Crossfit has changed my life
Do you Crossfit? Tell us your story
When I first joined Crossfit seven months ago, I was fat, lazy and unmotivated.
My friend had been doing it for four months and when I last saw him he was the size of a small wildebeest. He turned up to my birthday and I was not even sure it was him. Surely there must be something to this craze, to turn my slovenly sloth-like friend into a demigod.
I turned up to my free intro session and I was hooked. I was dead for the next week while I waited for my "On Ramp" course. This is a course to introduce you to the safety of the movements. It went over two weeks and I learned how to Crossfit, as they say.
Naturally I wanted to get straight into it, and lift the heavy weights and do all the movements like the big boys. But early on it was taught to me that that's not what it was about. I got taught that if you work at your level and work safely at that level, you will get stronger and over time I would be one of the people the newbies looked up to.
So I trained and I trained. I'm still nowhere near playing with the big boys, but Crossfit has taught me so much more about who I am as a person. I am now motivated, I can do basic activities without sweating. To me this is all the benefit I need.

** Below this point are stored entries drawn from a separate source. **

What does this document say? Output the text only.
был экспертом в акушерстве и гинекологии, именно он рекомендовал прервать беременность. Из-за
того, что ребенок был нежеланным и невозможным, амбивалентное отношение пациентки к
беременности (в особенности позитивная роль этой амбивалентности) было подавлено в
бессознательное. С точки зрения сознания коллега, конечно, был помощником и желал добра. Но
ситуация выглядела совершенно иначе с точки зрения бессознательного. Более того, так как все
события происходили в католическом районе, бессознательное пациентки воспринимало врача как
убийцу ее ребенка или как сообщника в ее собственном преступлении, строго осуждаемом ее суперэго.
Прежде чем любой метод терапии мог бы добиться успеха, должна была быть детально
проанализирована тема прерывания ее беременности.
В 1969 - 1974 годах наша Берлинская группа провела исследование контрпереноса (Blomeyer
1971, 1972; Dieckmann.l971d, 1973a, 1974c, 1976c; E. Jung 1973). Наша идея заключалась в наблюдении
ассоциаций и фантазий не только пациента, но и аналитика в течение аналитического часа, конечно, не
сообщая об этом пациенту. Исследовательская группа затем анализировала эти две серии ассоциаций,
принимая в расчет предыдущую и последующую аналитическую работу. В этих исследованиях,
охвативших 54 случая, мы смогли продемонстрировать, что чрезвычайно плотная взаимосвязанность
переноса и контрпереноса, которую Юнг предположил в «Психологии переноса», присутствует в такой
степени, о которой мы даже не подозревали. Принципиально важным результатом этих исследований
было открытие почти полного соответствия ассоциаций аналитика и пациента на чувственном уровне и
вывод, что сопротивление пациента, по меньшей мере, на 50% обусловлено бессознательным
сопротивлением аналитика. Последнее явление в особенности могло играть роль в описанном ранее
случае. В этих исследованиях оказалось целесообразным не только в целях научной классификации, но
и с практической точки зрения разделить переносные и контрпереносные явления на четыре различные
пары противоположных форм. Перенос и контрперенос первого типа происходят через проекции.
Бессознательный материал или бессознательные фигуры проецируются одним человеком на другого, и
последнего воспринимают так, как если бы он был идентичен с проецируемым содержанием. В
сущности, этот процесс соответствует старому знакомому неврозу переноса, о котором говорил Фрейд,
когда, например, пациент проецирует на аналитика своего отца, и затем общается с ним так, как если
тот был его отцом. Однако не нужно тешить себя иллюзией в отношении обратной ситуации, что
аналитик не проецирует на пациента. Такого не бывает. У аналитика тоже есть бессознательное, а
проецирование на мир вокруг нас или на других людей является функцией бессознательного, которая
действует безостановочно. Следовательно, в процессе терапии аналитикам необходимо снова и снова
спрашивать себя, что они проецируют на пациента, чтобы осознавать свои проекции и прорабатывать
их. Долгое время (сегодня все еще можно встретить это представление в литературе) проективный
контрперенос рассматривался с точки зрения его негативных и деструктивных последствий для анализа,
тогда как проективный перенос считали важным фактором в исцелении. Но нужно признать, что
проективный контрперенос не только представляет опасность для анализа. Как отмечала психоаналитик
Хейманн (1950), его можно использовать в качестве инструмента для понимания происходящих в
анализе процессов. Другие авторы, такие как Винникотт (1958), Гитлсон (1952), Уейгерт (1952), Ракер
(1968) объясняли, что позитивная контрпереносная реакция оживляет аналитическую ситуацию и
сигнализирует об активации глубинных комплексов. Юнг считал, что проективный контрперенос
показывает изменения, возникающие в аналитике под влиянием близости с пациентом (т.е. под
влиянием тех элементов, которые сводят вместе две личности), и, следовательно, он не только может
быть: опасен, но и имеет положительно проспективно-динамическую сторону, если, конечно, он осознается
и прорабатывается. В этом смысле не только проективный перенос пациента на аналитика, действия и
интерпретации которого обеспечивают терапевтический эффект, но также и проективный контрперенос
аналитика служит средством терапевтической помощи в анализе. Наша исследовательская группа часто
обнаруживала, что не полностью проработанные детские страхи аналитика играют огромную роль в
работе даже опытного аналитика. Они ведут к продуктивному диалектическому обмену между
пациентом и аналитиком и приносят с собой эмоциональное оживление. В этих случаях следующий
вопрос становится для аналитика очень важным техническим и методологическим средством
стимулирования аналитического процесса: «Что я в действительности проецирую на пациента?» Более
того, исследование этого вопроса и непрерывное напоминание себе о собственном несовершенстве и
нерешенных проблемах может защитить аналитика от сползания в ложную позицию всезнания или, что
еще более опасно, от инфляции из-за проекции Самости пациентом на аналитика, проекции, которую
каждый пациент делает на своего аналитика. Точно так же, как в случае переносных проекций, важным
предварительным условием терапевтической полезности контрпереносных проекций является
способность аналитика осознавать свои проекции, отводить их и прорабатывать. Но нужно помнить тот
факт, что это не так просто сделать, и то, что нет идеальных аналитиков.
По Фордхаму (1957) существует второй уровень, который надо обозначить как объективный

Crossfit gets given a lot of grief when it is done wrong. The common cause is trainers who are just in it for the money. So in the States there have been heaps of gyms opening up after doing their three-day affiliate course.
Where I train, the coaches have been PTI's in the army, and all of them have a fitness background. The intern programme means that no one is going to allow people to be unsafe while training. You can get called out pretty quickly if you are doing a movement wrong. Other members care more about you and your safety than you do at times.
Poorly trained personal trainers are everywhere. But at Mount Crossfit, I would trust the coaches with my life, because they actually look after you.
The kipping pull up is a contentious issue, and a very easy target. If they were only used in competitions they would be done correctly. Ripped hands are signs of idiots I agree. But sometimes it happens and instead of wearing them like badge of honour, proper care needs to be taken to prevent it happening again.
Injuries occur in every sport. When Crossfit injuries equal the number of injuries sustained in rugby, or running. then something needs to be looked at. A lot of people will hate on new things. My personal view is that if there are people out there trying to get fit, what's the problem?
The coaching in New Zealand is quality, and if you don't listen to what others are saying and you get injured, its not Crossfit's fault. You need to put in the time and effort on technique and mobility first to prevent injury.